しまった…いい歳した女が飲みの席とはいえ少し語りすぎた。茶目っ気出して濁さなきゃ!
そう思い朝輝くんの顔を見ると…
「…っ」
いつになく真剣な表情で私を見ていた。
え、なに…?
正直、彼を直視するのは苦手だ。悪い意味ではなく…彼の瞳を見てると少し照れる。
「……やっぱり光星さんはかっこいいですね」
「え、えぇ?」
少し微笑みながら唐突に褒めてくる。
まっすぐとした瞳にドキドキした。
「絶対光星さんの企画…成功させましょう…!」
「う、うん…」
机の対面越しにグッと距離を縮めてくる。
あまりの直球さについに見られなくなり、私はジョッキをグイッと煽った。
「あ、す、すみません!つい本音が…」
「い、いや…」
しかし彼はすぐにハッとして、ふいっと顔を逸らした。

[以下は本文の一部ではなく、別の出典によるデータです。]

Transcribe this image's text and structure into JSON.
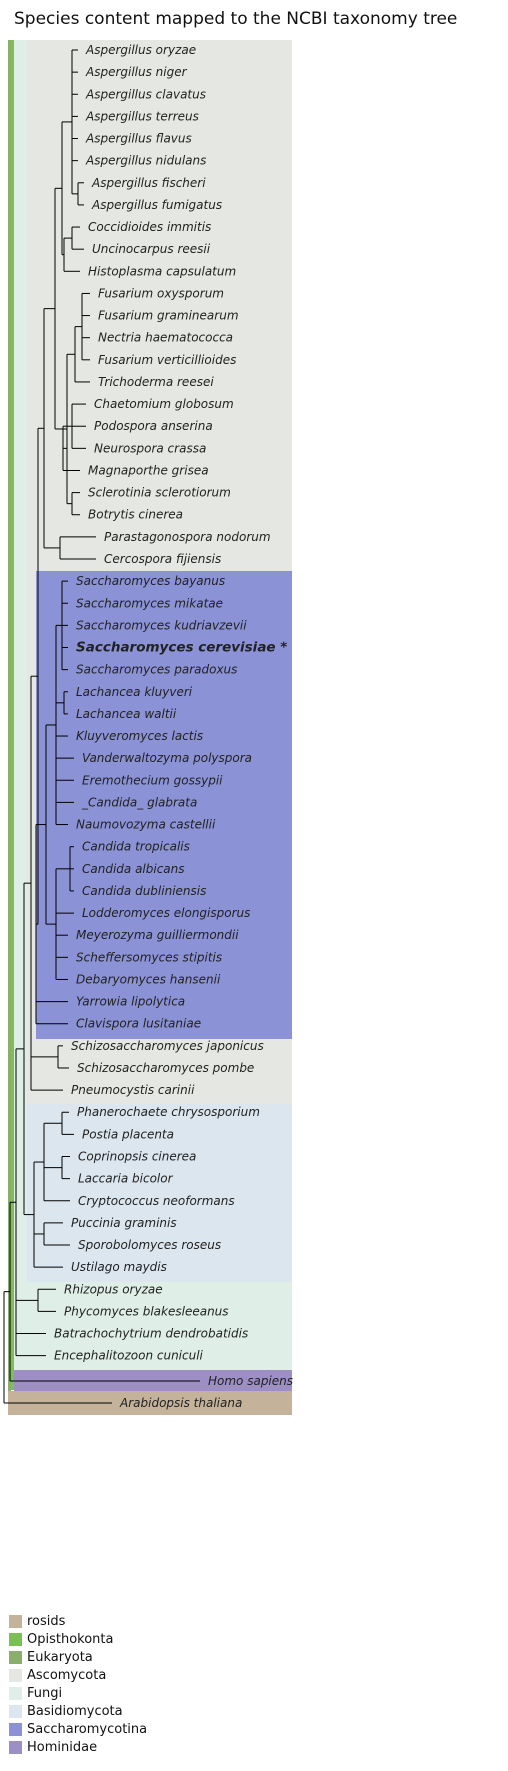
{
  "title": "Species content mapped to the NCBI taxonomy tree",
  "colors": {
    "rosids": "#c4b39a",
    "Opisthokonta": "#79c152",
    "Eukaryota": "#8cae6c",
    "Ascomycota": "#e5e8e2",
    "Fungi": "#dfefe7",
    "Basidiomycota": "#dce6ee",
    "Saccharomycotina": "#8b92d5",
    "Hominidae": "#9d8fc6",
    "branch": "#000000"
  },
  "species": [
    {
      "label": "Aspergillus oryzae"
    },
    {
      "label": "Aspergillus niger"
    },
    {
      "label": "Aspergillus clavatus"
    },
    {
      "label": "Aspergillus terreus"
    },
    {
      "label": "Aspergillus flavus"
    },
    {
      "label": "Aspergillus nidulans"
    },
    {
      "label": "Aspergillus fischeri"
    },
    {
      "label": "Aspergillus fumigatus"
    },
    {
      "label": "Coccidioides immitis"
    },
    {
      "label": "Uncinocarpus reesii"
    },
    {
      "label": "Histoplasma capsulatum"
    },
    {
      "label": "Fusarium oxysporum"
    },
    {
      "label": "Fusarium graminearum"
    },
    {
      "label": "Nectria haematococca"
    },
    {
      "label": "Fusarium verticillioides"
    },
    {
      "label": "Trichoderma reesei"
    },
    {
      "label": "Chaetomium globosum"
    },
    {
      "label": "Podospora anserina"
    },
    {
      "label": "Neurospora crassa"
    },
    {
      "label": "Magnaporthe grisea"
    },
    {
      "label": "Sclerotinia sclerotiorum"
    },
    {
      "label": "Botrytis cinerea"
    },
    {
      "label": "Parastagonospora nodorum"
    },
    {
      "label": "Cercospora fijiensis"
    },
    {
      "label": "Saccharomyces bayanus"
    },
    {
      "label": "Saccharomyces mikatae"
    },
    {
      "label": "Saccharomyces kudriavzevii"
    },
    {
      "label": "Saccharomyces cerevisiae *",
      "highlight": true
    },
    {
      "label": "Saccharomyces paradoxus"
    },
    {
      "label": "Lachancea kluyveri"
    },
    {
      "label": "Lachancea waltii"
    },
    {
      "label": "Kluyveromyces lactis"
    },
    {
      "label": "Vanderwaltozyma polyspora"
    },
    {
      "label": "Eremothecium gossypii"
    },
    {
      "label": "_Candida_ glabrata"
    },
    {
      "label": "Naumovozyma castellii"
    },
    {
      "label": "Candida tropicalis"
    },
    {
      "label": "Candida albicans"
    },
    {
      "label": "Candida dubliniensis"
    },
    {
      "label": "Lodderomyces elongisporus"
    },
    {
      "label": "Meyerozyma guilliermondii"
    },
    {
      "label": "Scheffersomyces stipitis"
    },
    {
      "label": "Debaryomyces hansenii"
    },
    {
      "label": "Yarrowia lipolytica"
    },
    {
      "label": "Clavispora lusitaniae"
    },
    {
      "label": "Schizosaccharomyces japonicus"
    },
    {
      "label": "Schizosaccharomyces pombe"
    },
    {
      "label": "Pneumocystis carinii"
    },
    {
      "label": "Phanerochaete chrysosporium"
    },
    {
      "label": "Postia placenta"
    },
    {
      "label": "Coprinopsis cinerea"
    },
    {
      "label": "Laccaria bicolor"
    },
    {
      "label": "Cryptococcus neoformans"
    },
    {
      "label": "Puccinia graminis"
    },
    {
      "label": "Sporobolomyces roseus"
    },
    {
      "label": "Ustilago maydis"
    },
    {
      "label": "Rhizopus oryzae"
    },
    {
      "label": "Phycomyces blakesleeanus"
    },
    {
      "label": "Batrachochytrium dendrobatidis"
    },
    {
      "label": "Encephalitozoon cuniculi"
    },
    {
      "label": "Homo sapiens"
    },
    {
      "label": "Arabidopsis thaliana"
    }
  ],
  "legend": [
    {
      "label": "rosids",
      "color": "#c4b39a"
    },
    {
      "label": "Opisthokonta",
      "color": "#79c152"
    },
    {
      "label": "Eukaryota",
      "color": "#8cae6c"
    },
    {
      "label": "Ascomycota",
      "color": "#e5e8e2"
    },
    {
      "label": "Fungi",
      "color": "#dfefe7"
    },
    {
      "label": "Basidiomycota",
      "color": "#dce6ee"
    },
    {
      "label": "Saccharomycotina",
      "color": "#8b92d5"
    },
    {
      "label": "Hominidae",
      "color": "#9d8fc6"
    }
  ]
}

口元を抑え、蒸気した頬を覗かせる。
本音って…余計恥ずかしい…。
「あ、あははっ。で、でも本当に雪みたいに流星群が降ってきたら地球終わっちゃいますね!」
「だ、だよねぇ〜?人類滅亡?ノストラダムス?みたいな!」
「光星さん、ノストラダムスは古いです」
「……なんか一気に酔い覚めたわ」
朝輝くん、急に冷静にならないでよ!私も対して世代じゃないわ!
誤魔化した流れでなんとかいつも通りになれたものの、彼の真剣な眼差しが脳裏に焼き付いて、私の頬は熱いままだった。
「……降り積もる」
「?」
その後、朝輝くんは少し憂いた表情をしていた。なにか考え事をしている様子。
そんな彼が気になりながらも、2人だけの飲み会の時間が流れていった。